"Coba bayangkan pak. Setiap hari sudah sibuk kerja. Pas tidak ada pekerjaan, atau libur, lebih memilih kumpul sama komunitasnya. Lah istrinya ini dianggap apa coba?" keluh salah satu klien wanita ini menceritakan tentang pasangannya. Sebut saja namanya Ani.
Saya mendengarkan dengan seksama, sampai tuntas. Maklum, wanita harus menghabiskan setidaknya sampai 20 ribu kata setiap hari. Saya tidak tahu, ketika berbicara dengan saya, masih berapa banyak saldo kata-katanya. Satu-satunya cara, saya hanya bisa mendengarkan sampai habis.
Setelah tuntas menceritakan semuanya, saya malah meminta wanita ini menuliskan sesuatu. Apa itu? Saya minta wanita ini menuliskan minimal 5 kesalahannya terhadap suaminya.
"Loh, kan suami saya yang salah. Suami saya yang bikin saya begini. Kok malah saya disuruh menuliskan kesalahan?" Ani protes. Saya hanya tersenyum, tetap memintanya menuliskan minimal 5 kesalahnnya.
Dengan agak sebal, Ani segera memposisikan pulpen di atas secarik kertas. Sesekali menerawang, namun kemudian dengan lancar menuliskan daftar kesalahannya sendiri. Diminta menulis minimal 5, lah ternyata yang ditulis sampai 9.
"Sebenarnya masih banyak. Tapi cukup ini aja. Ini pun sudah banyak," katanya.
Saya minta Ani kembali mencermati kesalahannya. Dia pun berjanji memperbaiki semua kesalahannya itu. Beberapa hari kemudian Ani memberikan info. Hubungan dengan suaminya semakin baik. Dia pun mengakui, ternyata untuk mengubah pasangannya, harus dia sendiri yang berubah terlebih dahulu.
Tapi, apakah suami Ani tidak perlu berubah? Tentu akan lebih baik lagi jika pasangannya juga berubah. Maka, izinkan saya meneruskan tulisan ini agar bisa dibaca juga untuk para suami.
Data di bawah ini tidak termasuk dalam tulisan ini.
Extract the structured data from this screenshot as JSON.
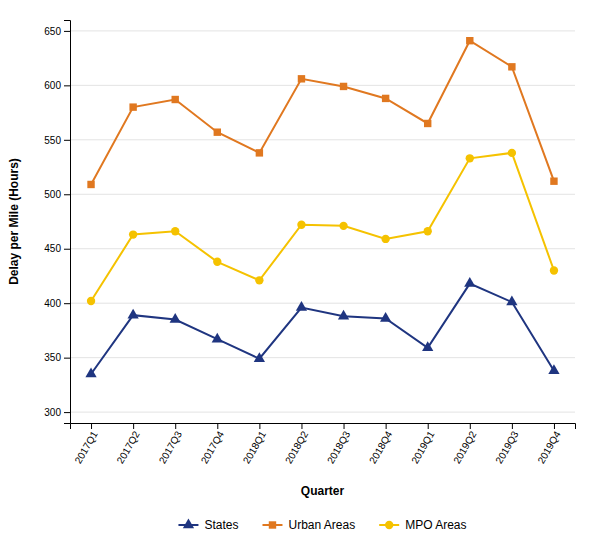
{
  "chart_data": {
    "type": "line",
    "categories": [
      "2017Q1",
      "2017Q2",
      "2017Q3",
      "2017Q4",
      "2018Q1",
      "2018Q2",
      "2018Q3",
      "2018Q4",
      "2019Q1",
      "2019Q2",
      "2019Q3",
      "2019Q4"
    ],
    "series": [
      {
        "name": "States",
        "color": "#1f3580",
        "marker": "triangle",
        "values": [
          335,
          389,
          385,
          367,
          349,
          396,
          388,
          386,
          359,
          418,
          401,
          338
        ]
      },
      {
        "name": "Urban Areas",
        "color": "#e07820",
        "marker": "square",
        "values": [
          509,
          580,
          587,
          557,
          538,
          606,
          599,
          588,
          565,
          641,
          617,
          512
        ]
      },
      {
        "name": "MPO Areas",
        "color": "#f5c200",
        "marker": "circle",
        "values": [
          402,
          463,
          466,
          438,
          421,
          472,
          471,
          459,
          466,
          533,
          538,
          430
        ]
      }
    ],
    "xlabel": "Quarter",
    "ylabel": "Delay per Mile (Hours)",
    "ylim": [
      290,
      660
    ],
    "yticks": [
      300,
      350,
      400,
      450,
      500,
      550,
      600,
      650
    ],
    "grid": true,
    "legend": "bottom"
  }
}
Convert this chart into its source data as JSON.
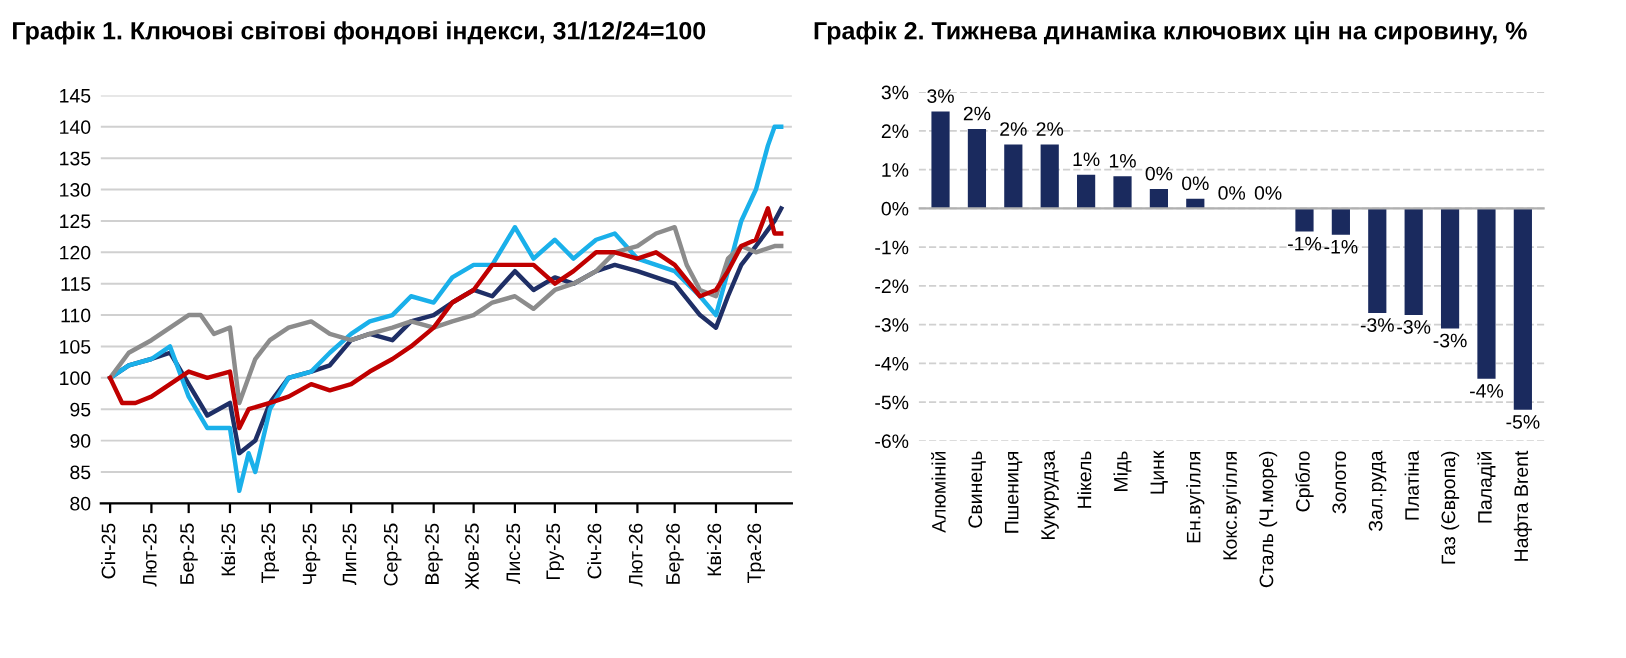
{
  "chart_data": [
    {
      "type": "line",
      "title": "Графік 1. Ключові світові фондові індекси, 31/12/24=100",
      "series": [
        {
          "color": "#1f2f66",
          "x": [
            "2025-01-01",
            "2025-01-15",
            "2025-02-01",
            "2025-02-15",
            "2025-03-01",
            "2025-03-15",
            "2025-04-01",
            "2025-04-08",
            "2025-04-20",
            "2025-05-01",
            "2025-05-15",
            "2025-06-01",
            "2025-06-15",
            "2025-07-01",
            "2025-07-15",
            "2025-08-01",
            "2025-08-15",
            "2025-09-01",
            "2025-09-15",
            "2025-10-01",
            "2025-10-15",
            "2025-11-01",
            "2025-11-15",
            "2025-12-01",
            "2025-12-15",
            "2026-01-01",
            "2026-01-15",
            "2026-02-01",
            "2026-02-15",
            "2026-03-01",
            "2026-03-20",
            "2026-04-01",
            "2026-04-10",
            "2026-04-20",
            "2026-05-01",
            "2026-05-15",
            "2026-05-20"
          ],
          "values": [
            100,
            102,
            103,
            104,
            99,
            94,
            96,
            88,
            90,
            96,
            100,
            101,
            102,
            106,
            107,
            106,
            109,
            110,
            112,
            114,
            113,
            117,
            114,
            116,
            115,
            117,
            118,
            117,
            116,
            115,
            110,
            108,
            113,
            118,
            121,
            125,
            127
          ]
        },
        {
          "color": "#1ab0ea",
          "x": [
            "2025-01-01",
            "2025-01-15",
            "2025-02-01",
            "2025-02-15",
            "2025-03-01",
            "2025-03-15",
            "2025-04-01",
            "2025-04-08",
            "2025-04-15",
            "2025-04-20",
            "2025-05-01",
            "2025-05-15",
            "2025-06-01",
            "2025-06-15",
            "2025-07-01",
            "2025-07-15",
            "2025-08-01",
            "2025-08-15",
            "2025-09-01",
            "2025-09-15",
            "2025-10-01",
            "2025-10-15",
            "2025-11-01",
            "2025-11-15",
            "2025-12-01",
            "2025-12-15",
            "2026-01-01",
            "2026-01-15",
            "2026-02-01",
            "2026-02-15",
            "2026-03-01",
            "2026-03-20",
            "2026-04-01",
            "2026-04-10",
            "2026-04-20",
            "2026-05-01",
            "2026-05-10",
            "2026-05-15",
            "2026-05-20"
          ],
          "values": [
            100,
            102,
            103,
            105,
            97,
            92,
            92,
            82,
            88,
            85,
            95,
            100,
            101,
            104,
            107,
            109,
            110,
            113,
            112,
            116,
            118,
            118,
            124,
            119,
            122,
            119,
            122,
            123,
            119,
            118,
            117,
            113,
            110,
            117,
            125,
            130,
            137,
            140,
            140
          ]
        },
        {
          "color": "#8c8c8c",
          "x": [
            "2025-01-01",
            "2025-01-15",
            "2025-02-01",
            "2025-02-15",
            "2025-03-01",
            "2025-03-10",
            "2025-03-20",
            "2025-04-01",
            "2025-04-08",
            "2025-04-20",
            "2025-05-01",
            "2025-05-15",
            "2025-06-01",
            "2025-06-15",
            "2025-07-01",
            "2025-07-15",
            "2025-08-01",
            "2025-08-15",
            "2025-09-01",
            "2025-09-15",
            "2025-10-01",
            "2025-10-15",
            "2025-11-01",
            "2025-11-15",
            "2025-12-01",
            "2025-12-15",
            "2026-01-01",
            "2026-01-15",
            "2026-02-01",
            "2026-02-15",
            "2026-03-01",
            "2026-03-10",
            "2026-03-20",
            "2026-04-01",
            "2026-04-10",
            "2026-04-20",
            "2026-05-01",
            "2026-05-15",
            "2026-05-20"
          ],
          "values": [
            100,
            104,
            106,
            108,
            110,
            110,
            107,
            108,
            96,
            103,
            106,
            108,
            109,
            107,
            106,
            107,
            108,
            109,
            108,
            109,
            110,
            112,
            113,
            111,
            114,
            115,
            117,
            120,
            121,
            123,
            124,
            118,
            114,
            113,
            119,
            121,
            120,
            121,
            121
          ]
        },
        {
          "color": "#c00000",
          "x": [
            "2025-01-01",
            "2025-01-10",
            "2025-01-20",
            "2025-02-01",
            "2025-02-15",
            "2025-03-01",
            "2025-03-15",
            "2025-04-01",
            "2025-04-08",
            "2025-04-15",
            "2025-05-01",
            "2025-05-15",
            "2025-06-01",
            "2025-06-15",
            "2025-07-01",
            "2025-07-15",
            "2025-08-01",
            "2025-08-15",
            "2025-09-01",
            "2025-09-15",
            "2025-10-01",
            "2025-10-15",
            "2025-11-01",
            "2025-11-15",
            "2025-12-01",
            "2025-12-15",
            "2026-01-01",
            "2026-01-15",
            "2026-02-01",
            "2026-02-15",
            "2026-03-01",
            "2026-03-20",
            "2026-04-01",
            "2026-04-10",
            "2026-04-20",
            "2026-05-01",
            "2026-05-10",
            "2026-05-15",
            "2026-05-20"
          ],
          "values": [
            100,
            96,
            96,
            97,
            99,
            101,
            100,
            101,
            92,
            95,
            96,
            97,
            99,
            98,
            99,
            101,
            103,
            105,
            108,
            112,
            114,
            118,
            118,
            118,
            115,
            117,
            120,
            120,
            119,
            120,
            118,
            113,
            114,
            117,
            121,
            122,
            127,
            123,
            123
          ]
        }
      ],
      "xlim": [
        "2024-12-25",
        "2026-05-28"
      ],
      "xticks": [
        {
          "value": "2025-01-01",
          "label": "Січ-25"
        },
        {
          "value": "2025-02-01",
          "label": "Лют-25"
        },
        {
          "value": "2025-03-01",
          "label": "Бер-25"
        },
        {
          "value": "2025-04-01",
          "label": "Кві-25"
        },
        {
          "value": "2025-05-01",
          "label": "Тра-25"
        },
        {
          "value": "2025-06-01",
          "label": "Чер-25"
        },
        {
          "value": "2025-07-01",
          "label": "Лип-25"
        },
        {
          "value": "2025-08-01",
          "label": "Сер-25"
        },
        {
          "value": "2025-09-01",
          "label": "Вер-25"
        },
        {
          "value": "2025-10-01",
          "label": "Жов-25"
        },
        {
          "value": "2025-11-01",
          "label": "Лис-25"
        },
        {
          "value": "2025-12-01",
          "label": "Гру-25"
        },
        {
          "value": "2026-01-01",
          "label": "Січ-26"
        },
        {
          "value": "2026-02-01",
          "label": "Лют-26"
        },
        {
          "value": "2026-03-01",
          "label": "Бер-26"
        },
        {
          "value": "2026-04-01",
          "label": "Кві-26"
        },
        {
          "value": "2026-05-01",
          "label": "Тра-26"
        }
      ],
      "ylim": [
        80,
        145
      ],
      "yticks": [
        80,
        85,
        90,
        95,
        100,
        105,
        110,
        115,
        120,
        125,
        130,
        135,
        140,
        145
      ],
      "grid": "y",
      "line_style": "solid",
      "marker": "none"
    },
    {
      "type": "bar",
      "title": "Графік 2. Тижнева динаміка ключових цін на сировину, %",
      "categories": [
        "Алюміній",
        "Свинець",
        "Пшениця",
        "Кукурудза",
        "Нікель",
        "Мідь",
        "Цинк",
        "Ен.вугілля",
        "Кокс.вугілля",
        "Сталь (Ч.море)",
        "Срібло",
        "Золото",
        "Зал.руда",
        "Платіна",
        "Газ (Європа)",
        "Паладій",
        "Нафта Brent"
      ],
      "values": [
        2.5,
        2.05,
        1.65,
        1.65,
        0.87,
        0.83,
        0.5,
        0.25,
        0,
        0,
        -0.6,
        -0.68,
        -2.7,
        -2.75,
        -3.1,
        -4.4,
        -5.2
      ],
      "value_labels": [
        "3%",
        "2%",
        "2%",
        "2%",
        "1%",
        "1%",
        "0%",
        "0%",
        "0%",
        "0%",
        "-1%",
        "-1%",
        "-3%",
        "-3%",
        "-3%",
        "-4%",
        "-5%"
      ],
      "color": "#1a2a5e",
      "ylim": [
        -6,
        3
      ],
      "yticks": [
        {
          "value": 3,
          "label": "3%"
        },
        {
          "value": 2,
          "label": "2%"
        },
        {
          "value": 1,
          "label": "1%"
        },
        {
          "value": 0,
          "label": "0%"
        },
        {
          "value": -1,
          "label": "-1%"
        },
        {
          "value": -2,
          "label": "-2%"
        },
        {
          "value": -3,
          "label": "-3%"
        },
        {
          "value": -4,
          "label": "-4%"
        },
        {
          "value": -5,
          "label": "-5%"
        },
        {
          "value": -6,
          "label": "-6%"
        }
      ],
      "grid": "y"
    }
  ]
}
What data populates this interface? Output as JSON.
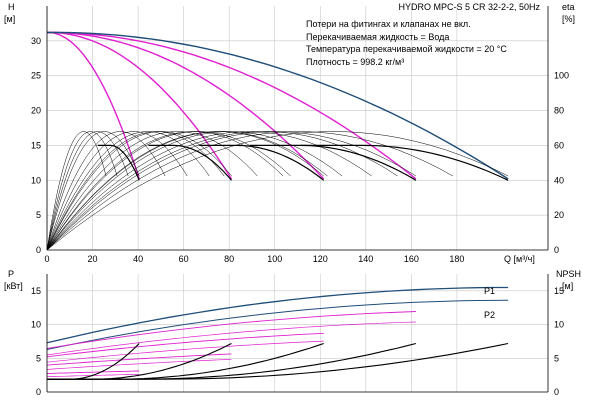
{
  "chart_data": [
    {
      "type": "line",
      "title": "HYDRO MPC-S 5 CR 32-2-2, 50Hz",
      "annotations": [
        "Потери на фитингах и клапанах не вкл.",
        "Перекачиваемая жидкость = Вода",
        "Температура перекачиваемой жидкости = 20 °C",
        "Плотность = 998.2 кг/м³"
      ],
      "ylabel": "H",
      "yunit": "[м]",
      "y2label": "eta",
      "y2unit": "[%]",
      "xlabel": "Q [м³/ч]",
      "xlim": [
        0,
        220
      ],
      "ylim": [
        0,
        35
      ],
      "y2lim": [
        0,
        140
      ],
      "xticks": [
        "0",
        "20",
        "40",
        "60",
        "80",
        "100",
        "120",
        "140",
        "160",
        "180"
      ],
      "yticks": [
        "0",
        "5",
        "10",
        "15",
        "20",
        "25",
        "30"
      ],
      "y2ticks": [
        "0",
        "20",
        "40",
        "60",
        "80",
        "100"
      ],
      "grid": true,
      "colors": {
        "head_max": "#1f4e79",
        "head_reduced": "#e020d0",
        "efficiency": "#000000",
        "grid": "#c8c8c8"
      },
      "pump_counts": [
        1,
        2,
        3,
        4,
        5
      ],
      "pump_q_max": 40.5,
      "series_head_max": {
        "shutoff": 31.2,
        "peak_q": 13.0,
        "peak_h": 31.4,
        "end_h": 11.2
      },
      "series_head_reduced": {
        "shutoff": 31.2,
        "end_h": 10.2
      },
      "series_efficiency": {
        "peak_pct": 60,
        "peak_q_frac": 0.62,
        "end_pct": 40,
        "bep_pct": 68
      }
    },
    {
      "type": "line",
      "ylabel": "P",
      "yunit": "[кВт]",
      "y2label": "NPSH",
      "y2unit": "[м]",
      "xlim": [
        0,
        220
      ],
      "ylim": [
        0,
        17.5
      ],
      "y2lim": [
        0,
        17.5
      ],
      "yticks": [
        "0",
        "5",
        "10",
        "15"
      ],
      "y2ticks": [
        "0",
        "5",
        "10",
        "15"
      ],
      "grid": true,
      "series": [
        {
          "name": "P1",
          "start": 7.3,
          "end": 15.5
        },
        {
          "name": "P2",
          "start": 6.3,
          "end": 13.6
        }
      ],
      "npsh": {
        "base": 1.9,
        "end": 7.2
      },
      "colors": {
        "p1": "#1f4e79",
        "p2": "#1f4e79",
        "p_reduced": "#e020d0",
        "npsh": "#000000"
      }
    }
  ]
}
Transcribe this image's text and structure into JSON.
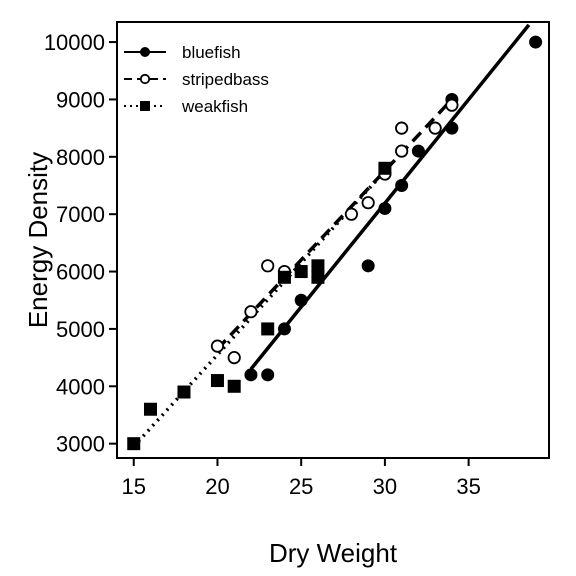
{
  "chart_data": {
    "type": "scatter",
    "xlabel": "Dry Weight",
    "ylabel": "Energy Density",
    "xlim": [
      14.0,
      39.8
    ],
    "ylim": [
      2750,
      10350
    ],
    "xticks": [
      15,
      20,
      25,
      30,
      35
    ],
    "yticks": [
      3000,
      4000,
      5000,
      6000,
      7000,
      8000,
      9000,
      10000
    ],
    "legend_position": "top-left",
    "grid": false,
    "series": [
      {
        "name": "bluefish",
        "marker": "filled-circle",
        "line_style": "solid",
        "points": [
          [
            22,
            4200
          ],
          [
            23,
            4200
          ],
          [
            24,
            5000
          ],
          [
            25,
            5500
          ],
          [
            26,
            5900
          ],
          [
            29,
            6100
          ],
          [
            30,
            7100
          ],
          [
            31,
            7500
          ],
          [
            32,
            8100
          ],
          [
            34,
            8500
          ],
          [
            34,
            9000
          ],
          [
            39,
            10000
          ]
        ],
        "fit": {
          "x": [
            22,
            38.6
          ],
          "y": [
            4300,
            10300
          ]
        }
      },
      {
        "name": "stripedbass",
        "marker": "open-circle",
        "line_style": "dashed",
        "points": [
          [
            20,
            4700
          ],
          [
            21,
            4500
          ],
          [
            22,
            5300
          ],
          [
            23,
            6100
          ],
          [
            24,
            6000
          ],
          [
            28,
            7000
          ],
          [
            29,
            7200
          ],
          [
            30,
            7700
          ],
          [
            31,
            8500
          ],
          [
            31,
            8100
          ],
          [
            33,
            8500
          ],
          [
            34,
            8900
          ]
        ],
        "fit": {
          "x": [
            20,
            34
          ],
          "y": [
            4650,
            9000
          ]
        }
      },
      {
        "name": "weakfish",
        "marker": "filled-square",
        "line_style": "dotted",
        "points": [
          [
            15,
            3000
          ],
          [
            16,
            3600
          ],
          [
            18,
            3900
          ],
          [
            20,
            4100
          ],
          [
            21,
            4000
          ],
          [
            23,
            5000
          ],
          [
            24,
            5900
          ],
          [
            25,
            6000
          ],
          [
            26,
            6100
          ],
          [
            26,
            5900
          ],
          [
            30,
            7800
          ]
        ],
        "fit": {
          "x": [
            15,
            30
          ],
          "y": [
            2950,
            7750
          ]
        }
      }
    ]
  }
}
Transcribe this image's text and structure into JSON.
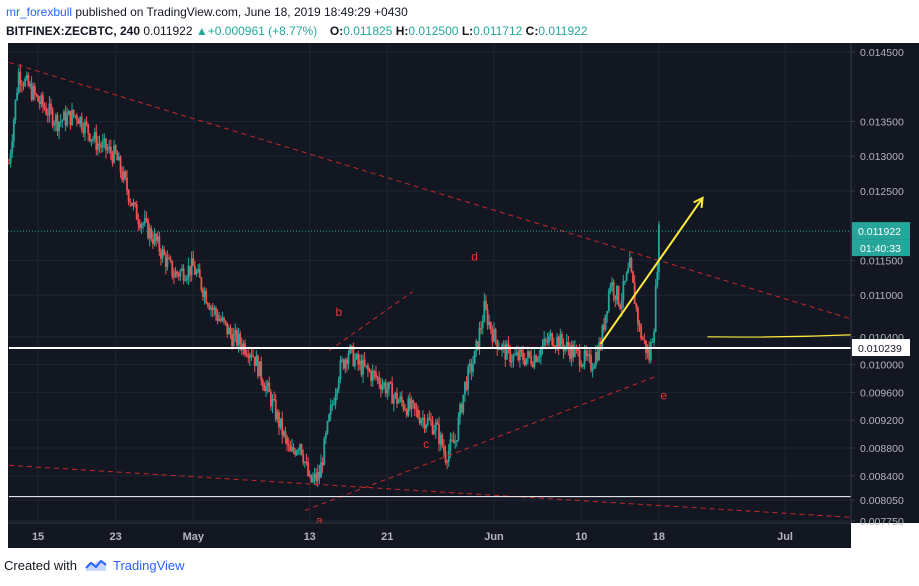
{
  "header": {
    "author": "mr_forexbull",
    "published_text": "published on TradingView.com, June 18, 2019 18:49:29 +0430",
    "symbol": "BITFINEX:ZECBTC, 240",
    "last": "0.011922",
    "change_arrow": "▲",
    "change": "+0.000961 (+8.77%)",
    "o_label": "O:",
    "o_value": "0.011825",
    "h_label": "H:",
    "h_value": "0.012500",
    "l_label": "L:",
    "l_value": "0.011712",
    "c_label": "C:",
    "c_value": "0.011922"
  },
  "footer": {
    "created_with": "Created with",
    "brand": "TradingView",
    "logo_icon": "tradingview-logo-icon"
  },
  "colors": {
    "background": "#131722",
    "grid": "#1f2434",
    "candle_up": "#26a69a",
    "candle_down": "#ef5350",
    "trendline": "#c62828",
    "label": "#e53935",
    "support": "#ffffff",
    "arrow": "#ffeb3b",
    "last_price_bg": "#26a69a",
    "axis_text": "#b2b5be"
  },
  "chart_data": {
    "type": "candlestick",
    "symbol": "BITFINEX:ZECBTC",
    "timeframe": "240",
    "ylim": [
      0.00772,
      0.01463
    ],
    "y_ticks": [
      "0.014500",
      "0.013500",
      "0.013000",
      "0.012500",
      "0.011500",
      "0.011000",
      "0.010400",
      "0.010000",
      "0.009600",
      "0.009200",
      "0.008800",
      "0.008400",
      "0.008050",
      "0.007750"
    ],
    "x_ticks": [
      {
        "label": "15",
        "day": 15
      },
      {
        "label": "23",
        "day": 23
      },
      {
        "label": "May",
        "day": 31
      },
      {
        "label": "13",
        "day": 43
      },
      {
        "label": "21",
        "day": 51
      },
      {
        "label": "Jun",
        "day": 62
      },
      {
        "label": "10",
        "day": 71
      },
      {
        "label": "18",
        "day": 79
      },
      {
        "label": "Jul",
        "day": 92
      }
    ],
    "xlim": [
      11.9,
      98.8
    ],
    "last_price": {
      "value": 0.011922,
      "label": "0.011922",
      "countdown": "01:40:33"
    },
    "level_labels": [
      {
        "value": 0.010239,
        "label": "0.010239"
      }
    ],
    "price_path": [
      [
        12,
        0.0129
      ],
      [
        13,
        0.0142
      ],
      [
        15,
        0.0138
      ],
      [
        17,
        0.0135
      ],
      [
        19,
        0.0136
      ],
      [
        21,
        0.0132
      ],
      [
        23,
        0.013
      ],
      [
        25,
        0.0122
      ],
      [
        27,
        0.0118
      ],
      [
        29,
        0.0113
      ],
      [
        31,
        0.0114
      ],
      [
        33,
        0.0108
      ],
      [
        35,
        0.0104
      ],
      [
        37,
        0.0102
      ],
      [
        39,
        0.0095
      ],
      [
        41,
        0.0087
      ],
      [
        42,
        0.0089
      ],
      [
        43,
        0.0083
      ],
      [
        44,
        0.0084
      ],
      [
        45,
        0.0092
      ],
      [
        46,
        0.0099
      ],
      [
        47,
        0.0102
      ],
      [
        48,
        0.01
      ],
      [
        50,
        0.0098
      ],
      [
        52,
        0.0095
      ],
      [
        54,
        0.0093
      ],
      [
        56,
        0.0091
      ],
      [
        57,
        0.0087
      ],
      [
        58,
        0.0089
      ],
      [
        59,
        0.0097
      ],
      [
        60,
        0.0101
      ],
      [
        61,
        0.0108
      ],
      [
        62,
        0.0104
      ],
      [
        63,
        0.0102
      ],
      [
        64,
        0.0101
      ],
      [
        66,
        0.0101
      ],
      [
        68,
        0.0104
      ],
      [
        70,
        0.0102
      ],
      [
        72,
        0.01
      ],
      [
        73,
        0.0103
      ],
      [
        74,
        0.0112
      ],
      [
        75,
        0.0109
      ],
      [
        76,
        0.0114
      ],
      [
        77,
        0.0105
      ],
      [
        78,
        0.0101
      ],
      [
        78.5,
        0.0106
      ],
      [
        79,
        0.0119
      ]
    ],
    "annotations": {
      "lines": [
        {
          "style": "dashed",
          "color": "trendline",
          "from": [
            12,
            0.01435
          ],
          "to": [
            99,
            0.01065
          ]
        },
        {
          "style": "dashed",
          "color": "trendline",
          "from": [
            12,
            0.00855
          ],
          "to": [
            99,
            0.0078
          ]
        },
        {
          "style": "dashed",
          "color": "trendline",
          "from": [
            42.5,
            0.0079
          ],
          "to": [
            78.5,
            0.00982
          ]
        },
        {
          "style": "dashed",
          "color": "trendline",
          "from": [
            45,
            0.0102
          ],
          "to": [
            53.6,
            0.01105
          ]
        },
        {
          "style": "solid",
          "color": "support",
          "width": 2,
          "from": [
            12,
            0.01024
          ],
          "to": [
            99,
            0.01024
          ]
        },
        {
          "style": "solid",
          "color": "support",
          "width": 1,
          "from": [
            12,
            0.0081
          ],
          "to": [
            99,
            0.0081
          ]
        }
      ],
      "labels": [
        {
          "text": "a",
          "at": [
            44,
            0.0077
          ]
        },
        {
          "text": "b",
          "at": [
            46,
            0.0107
          ]
        },
        {
          "text": "c",
          "at": [
            55,
            0.0088
          ]
        },
        {
          "text": "d",
          "at": [
            60,
            0.0115
          ]
        },
        {
          "text": "e",
          "at": [
            79.5,
            0.0095
          ]
        }
      ],
      "arrow": {
        "color": "arrow",
        "from": [
          73,
          0.0103
        ],
        "to": [
          83.5,
          0.0124
        ]
      },
      "curve": {
        "color": "arrow",
        "from": [
          84,
          0.0104
        ],
        "to": [
          99,
          0.01043
        ]
      }
    }
  }
}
Apalagi, saya juga sering mendapati kasus rumah tangga, sama halnya dengan yang dialami Ani.
Maka ada baiknya para suami tidak hanya mementingkan waktu untuk dirinya sendiri melalui hobi tertentu, tapi tetap meluangkan waktu lebih banyak untuk keluarga. Sebab istri yang selama ini beraktivitas di rumah juga perlu dukungan untuk 'membunuh' rasa jenuh atau bosan yang melanda.
Bagi yang sehari-hari sibuk bekerja dan lebih banyak waktu tergerus di luar rumah, ada baiknya melakukan hobi bersama keluarga. Tapi pastikan, pasangan juga menyukainya. Bukan ikut dalam kegiatan hobi tertentu karena terpaksa.
Jangan sampai karena sibuk bekerja, disusul dengan sibuk menyalurkan hobi, istri atau anak yang menjadi korbannya. Anak-anak menjadi kurang kasih sayang dan kurang mendapat perhatian berkualitas. Akibatnya lingkungan rumah menjadi kurang harmonis, suasana di rumah menjadi kurang aman dan nyaman. Padahal, kehangatan dalam kehidupan berumah tangga, mutlak diperlukan.